Nel 2023 la riduzione dell’”effetto spugna”, ossia la capacità del terreno di assorbire e trattenere l’acqua e regolare il ciclo idrologico, secondo le stime, costa al Paese oltre 400 milioni di euro all’anno. Un “caro suolo” che si affianca agli altri costi causati dalla perdita dei servizi ecosistemici dovuti alla diminuzione della qualità dell’habitat, alla perdita della produzione agricola, allo stoccaggio di carbonio o alla regolazione del clima.
Cambia la classifica dei comuni “Risparmia suolo”, quelli in cui le trasformazioni della copertura del suolo sono limitate o assenti: sul podio del 2024 salgono Trieste, Bareggio (MI) e Massa Fermana (FM)
A descrivere l’andamento nazionale del fenomeno, il rapporto SNPA (Sistema Nazionale per la Protezione dell’Ambiente) “Consumo di suolo, dinamiche territoriali e servizi ecosistemici” che in questa edizione pubblica le stime per tutte le regioni, le province e i comuni italiani relative al 2023. Ad accompagnare il report, l’EcoAtlante il quale, oltre a rappresentare un vero e proprio viaggio nell’ambiente italiano, consente di consultare e scaricare le mappe dettagliate del consumo di suolo e di personalizzarle in base alle proprie esigenze.
Nel 2023 risultano cementificati più di 21.500 km2, dei quali l’88% su suolo utile.
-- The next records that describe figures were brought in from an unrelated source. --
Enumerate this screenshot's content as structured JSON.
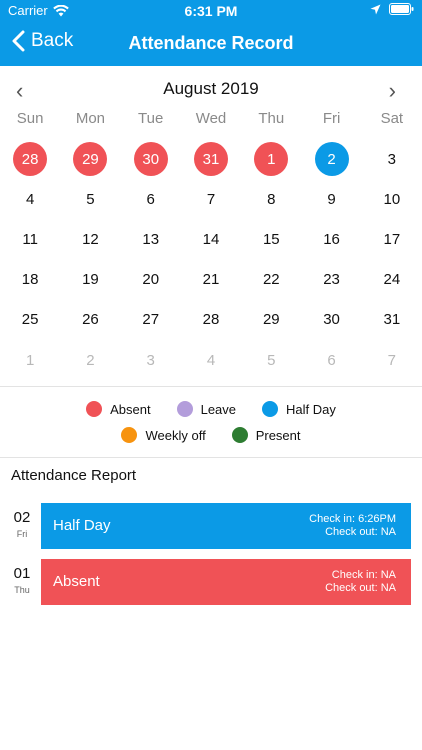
{
  "status_bar": {
    "carrier": "Carrier",
    "time": "6:31 PM",
    "icons": [
      "wifi-icon",
      "location-arrow-icon",
      "battery-icon"
    ]
  },
  "nav": {
    "back_label": "Back",
    "title": "Attendance Record"
  },
  "calendar": {
    "month_title": "August 2019",
    "weekdays": [
      "Sun",
      "Mon",
      "Tue",
      "Wed",
      "Thu",
      "Fri",
      "Sat"
    ],
    "days": [
      {
        "label": "28",
        "status": "absent"
      },
      {
        "label": "29",
        "status": "absent"
      },
      {
        "label": "30",
        "status": "absent"
      },
      {
        "label": "31",
        "status": "absent"
      },
      {
        "label": "1",
        "status": "absent"
      },
      {
        "label": "2",
        "status": "halfday"
      },
      {
        "label": "3",
        "status": ""
      },
      {
        "label": "4",
        "status": ""
      },
      {
        "label": "5",
        "status": ""
      },
      {
        "label": "6",
        "status": ""
      },
      {
        "label": "7",
        "status": ""
      },
      {
        "label": "8",
        "status": ""
      },
      {
        "label": "9",
        "status": ""
      },
      {
        "label": "10",
        "status": ""
      },
      {
        "label": "11",
        "status": ""
      },
      {
        "label": "12",
        "status": ""
      },
      {
        "label": "13",
        "status": ""
      },
      {
        "label": "14",
        "status": ""
      },
      {
        "label": "15",
        "status": ""
      },
      {
        "label": "16",
        "status": ""
      },
      {
        "label": "17",
        "status": ""
      },
      {
        "label": "18",
        "status": ""
      },
      {
        "label": "19",
        "status": ""
      },
      {
        "label": "20",
        "status": ""
      },
      {
        "label": "21",
        "status": ""
      },
      {
        "label": "22",
        "status": ""
      },
      {
        "label": "23",
        "status": ""
      },
      {
        "label": "24",
        "status": ""
      },
      {
        "label": "25",
        "status": ""
      },
      {
        "label": "26",
        "status": ""
      },
      {
        "label": "27",
        "status": ""
      },
      {
        "label": "28",
        "status": ""
      },
      {
        "label": "29",
        "status": ""
      },
      {
        "label": "30",
        "status": ""
      },
      {
        "label": "31",
        "status": ""
      },
      {
        "label": "1",
        "status": "other"
      },
      {
        "label": "2",
        "status": "other"
      },
      {
        "label": "3",
        "status": "other"
      },
      {
        "label": "4",
        "status": "other"
      },
      {
        "label": "5",
        "status": "other"
      },
      {
        "label": "6",
        "status": "other"
      },
      {
        "label": "7",
        "status": "other"
      }
    ]
  },
  "legend": {
    "row1": [
      {
        "label": "Absent",
        "color": "#f05256"
      },
      {
        "label": "Leave",
        "color": "#b39ddb"
      },
      {
        "label": "Half Day",
        "color": "#0b9ae6"
      }
    ],
    "row2": [
      {
        "label": "Weekly off",
        "color": "#f7930f"
      },
      {
        "label": "Present",
        "color": "#2e7d32"
      }
    ]
  },
  "report": {
    "title": "Attendance Report",
    "records": [
      {
        "day": "02",
        "weekday": "Fri",
        "status": "Half Day",
        "check_in": "Check in: 6:26PM",
        "check_out": "Check out: NA",
        "color": "#0b9ae6"
      },
      {
        "day": "01",
        "weekday": "Thu",
        "status": "Absent",
        "check_in": "Check in: NA",
        "check_out": "Check out: NA",
        "color": "#f05256"
      }
    ]
  }
}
In aumento la cancellazione del suolo ormai irreversibile con nuove impermeabilizzazioni permanenti pari a 26 km2 in più rispetto all’anno precedente. Il 70% del nuovo consumo di suolo avviene nei comuni classificati come urbani secondo il recente regolamento europeo sul ripristino della natura (Nature Restoration Law). Nelle aree, dove il nuovo regolamento europeo prevede di azzerare la perdita netta di superfici naturali e di copertura arborea a partire dal 2024, si trovano nuovi cantieri (+663 ettari), edifici (+146 ettari) e piazzali asfaltati (+97ettari). In calo costante quindi la disponibilità di aree verdi: meno di un terzo della popolazione urbana riesce a raggiungere un’area verde pubblica di almeno mezzo ettaro entro 300 metri a piedi.
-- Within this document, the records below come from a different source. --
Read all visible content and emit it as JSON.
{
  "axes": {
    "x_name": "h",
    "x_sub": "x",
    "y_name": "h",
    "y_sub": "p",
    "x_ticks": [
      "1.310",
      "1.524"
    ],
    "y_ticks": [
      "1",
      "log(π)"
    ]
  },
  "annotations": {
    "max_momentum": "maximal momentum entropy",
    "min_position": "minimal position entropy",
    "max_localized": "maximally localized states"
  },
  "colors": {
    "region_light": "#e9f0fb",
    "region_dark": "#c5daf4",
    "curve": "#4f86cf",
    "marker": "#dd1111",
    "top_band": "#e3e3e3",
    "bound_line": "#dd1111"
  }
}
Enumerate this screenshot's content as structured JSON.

Proseguono le trasformazioni nelle aree a pericolosità idraulica media, dove la superficie artificiale avanza di oltre 1.100 ettari, mentre si sfiorano i 530 ettari nelle zone a pericolosità da frana, dei quali quasi 38 si trovano in aree a pericolosità molto elevata.
La Valle d’Aosta e la Liguria sono le uniche regioni sotto i 50 ettari: la Valle d’Aosta, con +17 ettari, è la regione che consuma meno suolo, seguita dalla Liguria (+28) che si contiene al di sotto di 50 ettari. Gli incrementi maggiori per l’ultimo anno si sono verificati in Veneto (+891 ettari), Emilia-Romagna (+815), Lombardia (+780), Campania (+643), Piemonte (+553) e Sicilia (+521). Escludendo le aree ripristinate (operazione da cui si ricava il consumo di suolo netto) segnano gli aumenti maggiori Emilia-Romagna (+735 ettari), Lombardia (+728), Campania (+616), Veneto (+609), Piemonte (+533) e Sicilia (+483).